Photo by Sean Roney
Local residents gather June 30 at the corner of Broadway Street and San Antonio Drive in King City to call for immigration policy reforms. The group was part of the Families Belong Together protest, which held protests across the country.

SOUTH COUNTY — Holding homemade signs that read “Children Don’t Belong in Cages” and “Families Belong Together,” more than 50 demonstrators, including many children, stood together last Saturday afternoon at King City’s welcome sign in protest against current harsh immigration policies at the nation’s southern border.

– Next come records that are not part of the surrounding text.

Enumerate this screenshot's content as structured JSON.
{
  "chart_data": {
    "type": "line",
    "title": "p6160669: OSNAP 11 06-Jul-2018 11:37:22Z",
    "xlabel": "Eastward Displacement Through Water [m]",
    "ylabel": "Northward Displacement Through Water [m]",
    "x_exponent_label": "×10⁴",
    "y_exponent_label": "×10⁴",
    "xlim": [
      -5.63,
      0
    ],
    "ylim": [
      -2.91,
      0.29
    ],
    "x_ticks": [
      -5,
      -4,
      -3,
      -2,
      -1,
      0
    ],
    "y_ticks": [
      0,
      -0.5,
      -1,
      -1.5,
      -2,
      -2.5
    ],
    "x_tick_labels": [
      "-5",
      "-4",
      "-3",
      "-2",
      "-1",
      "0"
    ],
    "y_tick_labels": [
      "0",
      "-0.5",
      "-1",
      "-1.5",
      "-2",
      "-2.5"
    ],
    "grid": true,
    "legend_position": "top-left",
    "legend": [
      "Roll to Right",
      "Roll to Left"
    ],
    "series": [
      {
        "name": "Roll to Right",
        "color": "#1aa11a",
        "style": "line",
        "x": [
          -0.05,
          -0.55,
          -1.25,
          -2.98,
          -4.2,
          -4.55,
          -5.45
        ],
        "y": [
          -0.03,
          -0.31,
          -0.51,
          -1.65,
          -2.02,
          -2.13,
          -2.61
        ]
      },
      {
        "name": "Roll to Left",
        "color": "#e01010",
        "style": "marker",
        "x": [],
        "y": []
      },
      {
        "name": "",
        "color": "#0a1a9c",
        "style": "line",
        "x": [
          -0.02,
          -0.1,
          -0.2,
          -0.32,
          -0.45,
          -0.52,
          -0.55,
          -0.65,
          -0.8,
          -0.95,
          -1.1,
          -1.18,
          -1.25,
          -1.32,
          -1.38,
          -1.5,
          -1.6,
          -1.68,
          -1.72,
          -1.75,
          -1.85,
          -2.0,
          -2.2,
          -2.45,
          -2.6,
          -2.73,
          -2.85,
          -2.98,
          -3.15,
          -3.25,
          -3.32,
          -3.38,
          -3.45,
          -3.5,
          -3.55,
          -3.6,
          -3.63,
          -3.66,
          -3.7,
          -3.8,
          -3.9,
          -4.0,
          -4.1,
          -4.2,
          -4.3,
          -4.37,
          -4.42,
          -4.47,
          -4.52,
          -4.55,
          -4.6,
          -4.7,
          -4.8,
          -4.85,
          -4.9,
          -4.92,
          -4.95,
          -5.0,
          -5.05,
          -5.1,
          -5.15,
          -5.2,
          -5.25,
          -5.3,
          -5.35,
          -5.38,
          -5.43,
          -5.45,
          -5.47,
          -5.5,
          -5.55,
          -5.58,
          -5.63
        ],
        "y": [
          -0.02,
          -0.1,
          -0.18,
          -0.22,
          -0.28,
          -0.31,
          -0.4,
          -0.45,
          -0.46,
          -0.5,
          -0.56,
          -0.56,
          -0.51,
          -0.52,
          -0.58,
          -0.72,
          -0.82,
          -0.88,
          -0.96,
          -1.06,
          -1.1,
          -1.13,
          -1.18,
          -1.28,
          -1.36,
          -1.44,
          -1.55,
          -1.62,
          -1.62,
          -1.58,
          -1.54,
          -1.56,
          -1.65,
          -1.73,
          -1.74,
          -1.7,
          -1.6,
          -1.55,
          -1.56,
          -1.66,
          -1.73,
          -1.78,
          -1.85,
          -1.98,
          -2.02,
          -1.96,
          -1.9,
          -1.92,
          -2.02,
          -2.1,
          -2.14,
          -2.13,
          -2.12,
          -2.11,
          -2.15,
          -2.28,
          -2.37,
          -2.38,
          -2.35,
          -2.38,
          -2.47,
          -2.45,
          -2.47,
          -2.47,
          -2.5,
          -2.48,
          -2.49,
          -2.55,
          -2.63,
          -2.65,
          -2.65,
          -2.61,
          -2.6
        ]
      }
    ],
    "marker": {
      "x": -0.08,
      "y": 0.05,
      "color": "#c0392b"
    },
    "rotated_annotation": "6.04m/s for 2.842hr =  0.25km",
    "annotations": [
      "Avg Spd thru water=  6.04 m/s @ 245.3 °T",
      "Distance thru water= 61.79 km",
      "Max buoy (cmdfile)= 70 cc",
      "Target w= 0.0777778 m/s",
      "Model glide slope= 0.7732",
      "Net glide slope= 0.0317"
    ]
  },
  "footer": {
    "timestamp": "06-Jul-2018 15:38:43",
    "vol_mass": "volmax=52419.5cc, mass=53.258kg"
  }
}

The South County gathering in King City and later in Greenfield on June 30 was part of a nationwide outcry. It was organized by Lockwood activist Susan Raycraft with help from her INDIVISIBLE group, which meets weekly to discuss positive ways people can work together to improve public life, locally and nationally.

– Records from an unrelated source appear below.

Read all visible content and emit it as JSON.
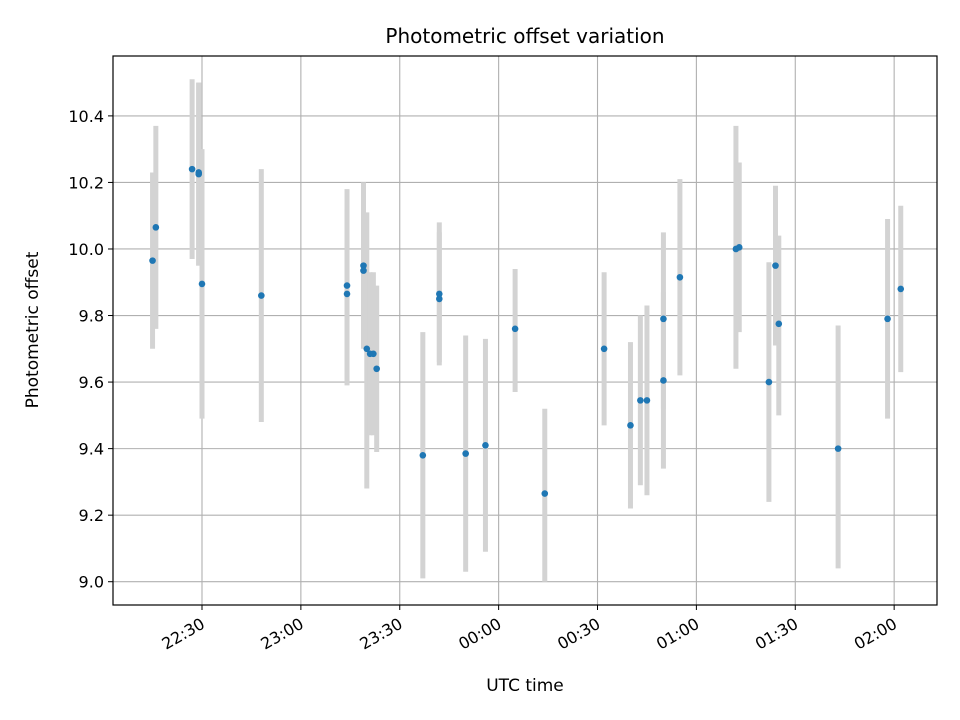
{
  "chart_data": {
    "type": "scatter",
    "title": "Photometric offset variation",
    "xlabel": "UTC time",
    "ylabel": "Photometric offset",
    "x_axis": "time",
    "xlim": [
      "22:03",
      "02:13"
    ],
    "ylim": [
      8.93,
      10.58
    ],
    "grid": true,
    "x_ticks": [
      "22:30",
      "23:00",
      "23:30",
      "00:00",
      "00:30",
      "01:00",
      "01:30",
      "02:00"
    ],
    "y_ticks": [
      9.0,
      9.2,
      9.4,
      9.6,
      9.8,
      10.0,
      10.2,
      10.4
    ],
    "colors": {
      "point": "#1f77b4",
      "errorbar": "#d3d3d3",
      "grid": "#b0b0b0"
    },
    "points": [
      {
        "t": "22:15",
        "y": 9.965,
        "lo": 9.7,
        "hi": 10.23
      },
      {
        "t": "22:16",
        "y": 10.065,
        "lo": 9.76,
        "hi": 10.37
      },
      {
        "t": "22:27",
        "y": 10.24,
        "lo": 9.97,
        "hi": 10.51
      },
      {
        "t": "22:29",
        "y": 10.23,
        "lo": 9.95,
        "hi": 10.5
      },
      {
        "t": "22:29",
        "y": 10.225,
        "lo": 9.95,
        "hi": 10.5
      },
      {
        "t": "22:30",
        "y": 9.895,
        "lo": 9.49,
        "hi": 10.3
      },
      {
        "t": "22:48",
        "y": 9.86,
        "lo": 9.48,
        "hi": 10.24
      },
      {
        "t": "23:14",
        "y": 9.89,
        "lo": 9.59,
        "hi": 10.18
      },
      {
        "t": "23:14",
        "y": 9.865,
        "lo": 9.61,
        "hi": 10.12
      },
      {
        "t": "23:19",
        "y": 9.95,
        "lo": 9.7,
        "hi": 10.2
      },
      {
        "t": "23:19",
        "y": 9.935,
        "lo": 9.72,
        "hi": 10.15
      },
      {
        "t": "23:20",
        "y": 9.7,
        "lo": 9.28,
        "hi": 10.11
      },
      {
        "t": "23:21",
        "y": 9.685,
        "lo": 9.44,
        "hi": 9.93
      },
      {
        "t": "23:22",
        "y": 9.685,
        "lo": 9.44,
        "hi": 9.93
      },
      {
        "t": "23:23",
        "y": 9.64,
        "lo": 9.39,
        "hi": 9.89
      },
      {
        "t": "23:37",
        "y": 9.38,
        "lo": 9.01,
        "hi": 9.75
      },
      {
        "t": "23:42",
        "y": 9.85,
        "lo": 9.65,
        "hi": 10.05
      },
      {
        "t": "23:42",
        "y": 9.865,
        "lo": 9.66,
        "hi": 10.08
      },
      {
        "t": "23:50",
        "y": 9.385,
        "lo": 9.03,
        "hi": 9.74
      },
      {
        "t": "23:56",
        "y": 9.41,
        "lo": 9.09,
        "hi": 9.73
      },
      {
        "t": "00:05",
        "y": 9.76,
        "lo": 9.57,
        "hi": 9.94
      },
      {
        "t": "00:14",
        "y": 9.265,
        "lo": 9.0,
        "hi": 9.52
      },
      {
        "t": "00:32",
        "y": 9.7,
        "lo": 9.47,
        "hi": 9.93
      },
      {
        "t": "00:40",
        "y": 9.47,
        "lo": 9.22,
        "hi": 9.72
      },
      {
        "t": "00:43",
        "y": 9.545,
        "lo": 9.29,
        "hi": 9.8
      },
      {
        "t": "00:45",
        "y": 9.545,
        "lo": 9.26,
        "hi": 9.83
      },
      {
        "t": "00:50",
        "y": 9.79,
        "lo": 9.52,
        "hi": 10.05
      },
      {
        "t": "00:50",
        "y": 9.605,
        "lo": 9.34,
        "hi": 9.87
      },
      {
        "t": "00:55",
        "y": 9.915,
        "lo": 9.62,
        "hi": 10.21
      },
      {
        "t": "01:12",
        "y": 10.0,
        "lo": 9.64,
        "hi": 10.37
      },
      {
        "t": "01:13",
        "y": 10.005,
        "lo": 9.75,
        "hi": 10.26
      },
      {
        "t": "01:22",
        "y": 9.6,
        "lo": 9.24,
        "hi": 9.96
      },
      {
        "t": "01:24",
        "y": 9.95,
        "lo": 9.71,
        "hi": 10.19
      },
      {
        "t": "01:25",
        "y": 9.775,
        "lo": 9.5,
        "hi": 10.04
      },
      {
        "t": "01:43",
        "y": 9.4,
        "lo": 9.04,
        "hi": 9.77
      },
      {
        "t": "01:58",
        "y": 9.79,
        "lo": 9.49,
        "hi": 10.09
      },
      {
        "t": "02:02",
        "y": 9.88,
        "lo": 9.63,
        "hi": 10.13
      }
    ]
  }
}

It was the intention of those who gathered in South County, as well as those who marched in more than 750 towns and cities across the country, to call attention to the reality that while the president signed an executive order June 20 ending the official policy of breaking apart families, more than 2,000 children remain separated from their parents, who struggle to find them.

“The ‘zero tolerance’ for refugees seeking asylum and compassion at the border with Mexico continues,” Raycraft said. “Families continue to suffer in the name of a false security threat they do not pose.”

Those who drove by the gathering were given a handout in English and Spanish explaining how to contact local elected representatives urging them to support the “Keep Families Together Act” introduced on June 7, SB 3036.